Ten C57/Bl6 mice at 2 months of age and 10 at 12 months of age, DBA/2J mice at 2 and 14 months of age (10 each) were studied after fixation at 15 mm Hg prior to cryopreservation. Serial cross sections were taken from the optic nerve to the inner retina, including the optic nerve head and stained with the Luna stain or anti-elastin antibodies. The fellow eye of each mouse was fixed and studied for ultrastructure and distribution of elastin.
Elastin fibers were identified in the peripapillary sclera, where the fibers were oriented circumferentially into a ring-like structure. The circumferential fiber ring extended up to 100 microns away from the optic nerve head margin. Second, elastin was prominently found in the portion of the sclera adjacent to the choroid but not elsewhere in the sclera. Finally, there is extensive elastin in the dura and conjunctiva. Axial length of DBA/2J mouse eyes was confirmed to increase by 10% in older mice with nerve damage, but their optic nerve head canal was found to be proportionately less enlarged.
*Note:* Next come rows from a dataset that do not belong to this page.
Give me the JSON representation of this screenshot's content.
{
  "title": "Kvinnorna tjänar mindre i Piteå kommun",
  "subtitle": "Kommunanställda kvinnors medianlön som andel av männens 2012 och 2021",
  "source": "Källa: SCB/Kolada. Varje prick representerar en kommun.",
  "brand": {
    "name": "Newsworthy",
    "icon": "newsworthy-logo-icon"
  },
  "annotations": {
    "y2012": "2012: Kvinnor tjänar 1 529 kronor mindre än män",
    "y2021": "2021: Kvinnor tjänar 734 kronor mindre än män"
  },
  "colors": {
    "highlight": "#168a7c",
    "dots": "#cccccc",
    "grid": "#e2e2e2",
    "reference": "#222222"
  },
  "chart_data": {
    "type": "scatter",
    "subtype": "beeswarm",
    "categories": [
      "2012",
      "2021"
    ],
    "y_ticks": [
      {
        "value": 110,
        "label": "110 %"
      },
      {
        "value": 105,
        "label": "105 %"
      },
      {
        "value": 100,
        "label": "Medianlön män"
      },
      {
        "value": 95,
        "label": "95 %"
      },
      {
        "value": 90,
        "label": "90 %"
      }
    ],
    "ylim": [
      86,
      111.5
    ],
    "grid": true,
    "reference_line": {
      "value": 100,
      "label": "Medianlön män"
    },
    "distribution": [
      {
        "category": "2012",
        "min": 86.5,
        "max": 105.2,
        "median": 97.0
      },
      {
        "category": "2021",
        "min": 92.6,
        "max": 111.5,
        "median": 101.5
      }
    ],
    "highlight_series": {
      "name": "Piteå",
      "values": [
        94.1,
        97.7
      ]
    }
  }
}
Qualitative differences between eyes with age and after glaucomatous injury were seen and will be described.
This is the first report of elastin in the peripapillary sclera of the mouse, similar in configuration to that seen in human eyes. Coupled with biomechanical inflation studies of mouse eyes that we are performing, these findings will inform modeling and provide explanations of the IOP-induced effects that contribute to glaucoma injury.